(Yonhap)
The Korean government agency for the film industry sought to assure the public of safety inside cinemas and at filming locations, and promised measures to support the industry suffering from the prolonged spread of the novel coronavirus outbreak.
The Korean Film Council on Wednesday said it is operating a special safety management committee of health experts and members of the film industry to draw up new guidelines to be applied at the film scene in accordance with the government’s eased social distancing regulations last week.
“The key (in prevention) is for the healthy cinemagoers to protect themselves from the source of infection, and to prepare a responsive system to prevent a mass infection case where an infected person appears in the theaters,” Kim Hyae-joon, head of KOFIC’s COVID-19 task force and a member of the committee, said during a press conference Wednesday.

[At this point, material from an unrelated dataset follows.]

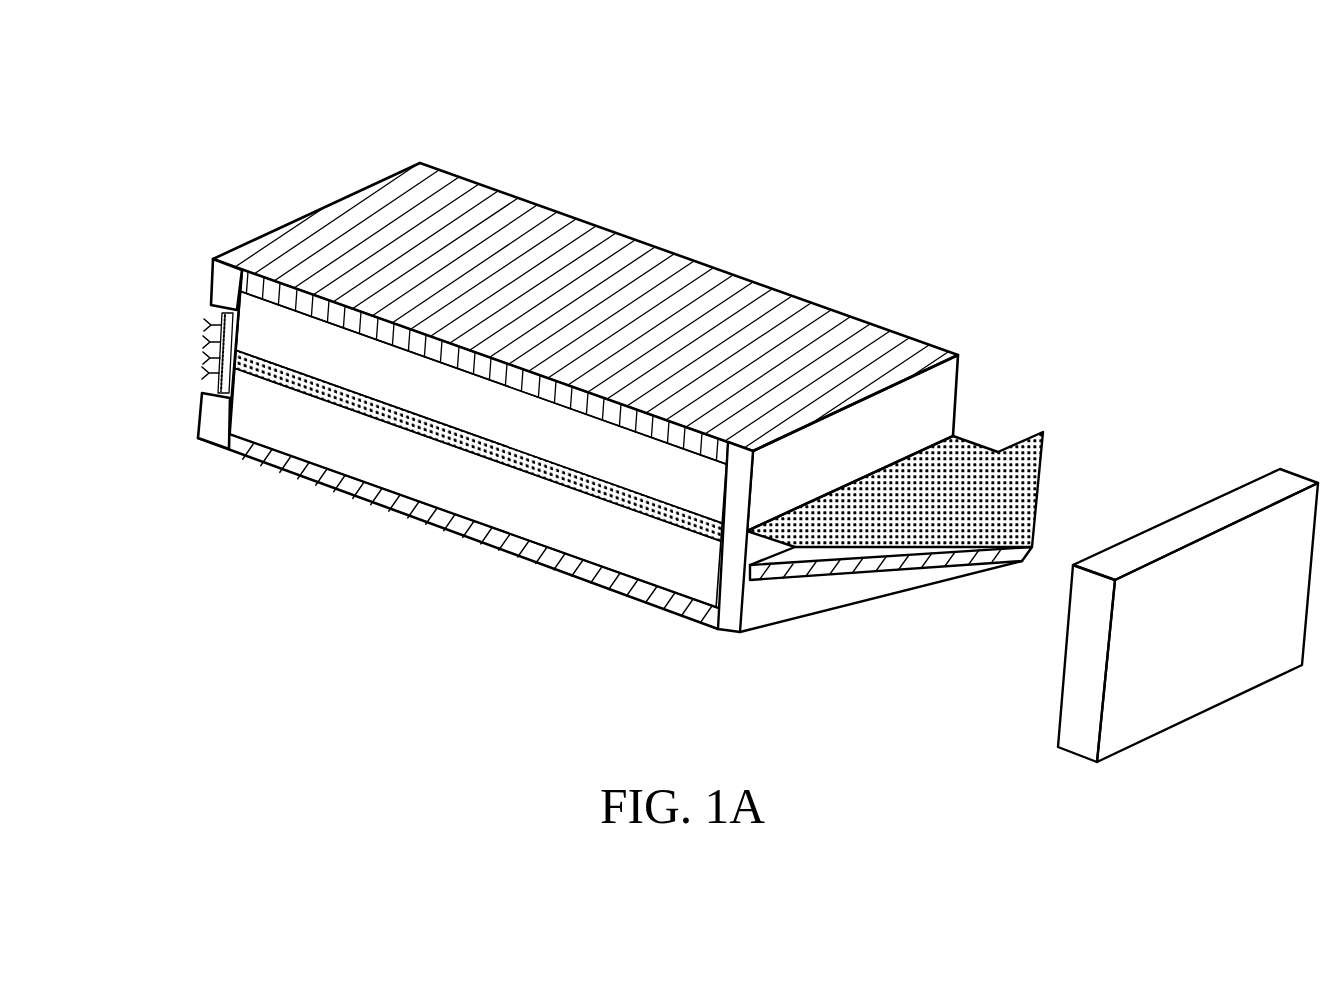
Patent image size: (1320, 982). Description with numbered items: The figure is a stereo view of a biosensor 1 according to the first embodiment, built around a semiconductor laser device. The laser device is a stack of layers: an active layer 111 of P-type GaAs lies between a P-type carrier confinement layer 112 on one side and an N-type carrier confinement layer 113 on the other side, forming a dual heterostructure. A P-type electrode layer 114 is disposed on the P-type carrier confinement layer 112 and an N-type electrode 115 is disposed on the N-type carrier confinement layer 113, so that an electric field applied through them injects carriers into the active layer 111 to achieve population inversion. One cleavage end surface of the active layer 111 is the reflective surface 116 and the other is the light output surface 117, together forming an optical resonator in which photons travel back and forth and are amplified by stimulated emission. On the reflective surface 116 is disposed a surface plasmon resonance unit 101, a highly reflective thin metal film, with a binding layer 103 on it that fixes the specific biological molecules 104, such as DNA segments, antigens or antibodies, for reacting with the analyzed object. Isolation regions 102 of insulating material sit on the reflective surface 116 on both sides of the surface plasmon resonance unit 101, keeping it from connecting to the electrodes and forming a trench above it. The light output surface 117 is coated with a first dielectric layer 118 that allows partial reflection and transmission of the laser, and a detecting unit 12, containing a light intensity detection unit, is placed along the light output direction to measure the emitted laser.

Experts from the committee stressed that as long as uninfected people have their masks on at all times, stay distanced from others when seated and do not eat or drink inside cinemas, then theaters will be safe from infection.
“Although the heating and air-conditioning systems vary according to each cinema, theaters themselves are mostly spacious, so there is less chance that people will be infected through close contact,” said Tak Sang-woo, a committee member and a research associate professor at the Institute of Health and Environment at Seoul National University.
Cinema operators must make sure that people maintain distance from each other while seated in the cinemas and ventilate the space and sanitize seats in between every screening session. Cinemas that have been maintained according to the guidelines will be given a “Clean Zone” mark by the committee starting this week.
The committee further stated that films shooting both indoors and outdoors could proceed if participants strictly followed rules. The studios must have a supervisor overseeing the health of the staff and all participants will be provided with a self-check health sheet. Those who are quarantined after showing symptoms will be given suspension allowance and KOFIC plans to request public locations, currently reluctant toward shooting, to cooperate for those studios complying to the safety measures.
Meanwhile, KOFIC’s reassurance comes as the film industry, one of the hardest-hit industries by the COVID-19 outbreak, faces another wave of depression following the recent emergence of a cluster of infections from Itaewon clubs and bars.